Chelsea and her partner were living outside for five years in Hillsboro. They are now living in an apartment, with Project Homeless Connect's help.
Amanda met Chelsea in the local recovery community. Chelsea — who grew up in Hillsboro — had been living outdoors with her partner for about five years. After they lost their home, they camped in a parking lot by the Access Center, and then in the wooded areas the outreach team visits on their daily rounds. Eventually, Amanda got the couple into a shelter and they were connected with a regional long-term rent assistance voucher shortly after.
Though it took a year and 30 applications to find housing, Chelsea and her partner have been living in their home for about a year. They’ve also been sober for that time, and Chelsea’s 16 year-old son recently moved in with them.
From homelessness to housing, with a little help from a friend
In recent years, the City of Hillsboro has begun sweeping encampments in the wooded areas of public parks and private land. The team still visits these sites in case anyone has returned. They mostly find the remains of places where people used to live, or that the spaces have been cleared completely. As Amanda and Andrea traverse these places where people have made their outdoor homes, Amanda recalls different people she’s known: a woman who likes to write on her clothes and loves stray cats, the “old timers” who try to keep things clean, a pair of boots abandoned at a campsite that might have belonged to one individual, a drawing signed by the artist. Every field and thicket of brambles holds the story of someone who has made their home in these woods.
Amanda recognizes the artist, Kevin, as someone who used to regularly visit the Access Center.

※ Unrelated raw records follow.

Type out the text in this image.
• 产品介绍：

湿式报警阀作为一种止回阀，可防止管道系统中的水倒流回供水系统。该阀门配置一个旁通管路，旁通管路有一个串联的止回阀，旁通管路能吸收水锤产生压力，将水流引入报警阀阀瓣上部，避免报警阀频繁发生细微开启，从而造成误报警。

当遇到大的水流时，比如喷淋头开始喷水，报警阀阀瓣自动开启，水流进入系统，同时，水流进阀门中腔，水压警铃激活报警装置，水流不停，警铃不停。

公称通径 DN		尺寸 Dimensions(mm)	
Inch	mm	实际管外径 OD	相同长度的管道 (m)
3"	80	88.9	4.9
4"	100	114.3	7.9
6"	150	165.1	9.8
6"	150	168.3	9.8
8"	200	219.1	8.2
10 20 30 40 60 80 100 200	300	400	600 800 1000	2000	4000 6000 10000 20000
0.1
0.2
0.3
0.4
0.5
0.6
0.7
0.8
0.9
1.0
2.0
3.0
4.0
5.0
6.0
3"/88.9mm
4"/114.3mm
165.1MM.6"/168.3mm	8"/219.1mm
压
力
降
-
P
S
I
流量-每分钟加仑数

Amanda’s intimate knowledge of the terrain, and fond memories of the people associated with the objects that remain, reveal the depth of her commitment to the work. What she describes as “pouring into” someone is the fundamental humanity of this work, rooted in compassion and relationship.
“I love my job — I love seeing the success stories,” Amanda reflected. “I’ve gotten to see so many people that were unsheltered, and now they’re housed, doing great, and clean and sober and it’s really rewarding.”